Early prediction of subsequent molecular response to nilotinib in patients with chronic myeloid leukemia: Comparison of the quantification of BCR-ABL1 ratios using ABL1 or GUSB control genes.

ABSTRACT The molecular monitoring of BCR-ABL1 transcripts is a critical prognostic indicator of treatment response in chronic myeloid leukemia (CML). The quantification of BCR-ABL1 transcripts using ABL1 or GUSB as control genes on the early molecular response (MR) to front-line nilotinib was studied using data from 60 patients with chronic phase CML from the ENEST1st substudy. The impact of BCR-ABL1/ABL1 and BCR-ABL1/GUSB ratios at early timepoints as independent variables on subsequent MR was determined by logistic regression analyses and predictive cut-off values determined by receiver operating curve analyses (ROC).

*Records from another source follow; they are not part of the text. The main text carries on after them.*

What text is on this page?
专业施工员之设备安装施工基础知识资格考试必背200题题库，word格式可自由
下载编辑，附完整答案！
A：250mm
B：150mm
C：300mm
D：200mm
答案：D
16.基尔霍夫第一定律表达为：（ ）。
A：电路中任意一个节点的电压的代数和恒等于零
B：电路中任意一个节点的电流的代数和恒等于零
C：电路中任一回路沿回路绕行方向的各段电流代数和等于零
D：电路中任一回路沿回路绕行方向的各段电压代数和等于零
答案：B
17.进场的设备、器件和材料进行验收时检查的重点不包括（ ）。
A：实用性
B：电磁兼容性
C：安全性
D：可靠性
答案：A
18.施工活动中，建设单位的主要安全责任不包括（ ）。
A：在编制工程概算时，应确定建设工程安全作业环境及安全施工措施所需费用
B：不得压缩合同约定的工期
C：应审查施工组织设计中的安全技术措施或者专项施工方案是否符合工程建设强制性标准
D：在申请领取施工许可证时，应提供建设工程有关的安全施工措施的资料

From day 45 there was correlation between early transcript kinetics and concordance between both control genes’ ability to predict subsequent MR4 at 18 months. From baseline to 3 months, transcripts descended linearly with both control genes. The use of ABL1 allowed for an earlier prediction (2 months) of subsequent MR than GUSB (3 months), with cut-off values of 1.5% and 0.19%, respectively. The dynamic determination of BCR-ABL1 transcripts using either internal control gene is valid and predictive of subsequent MR. These results do not support the use of GUSB for the prediction of an earlier response with more accuracy than ABL1. Accurate early indicators of MR are essential to identify patients likely to have inferior outcomes who may benefit from treatment with an alternative tyrosine kinase inhibitor.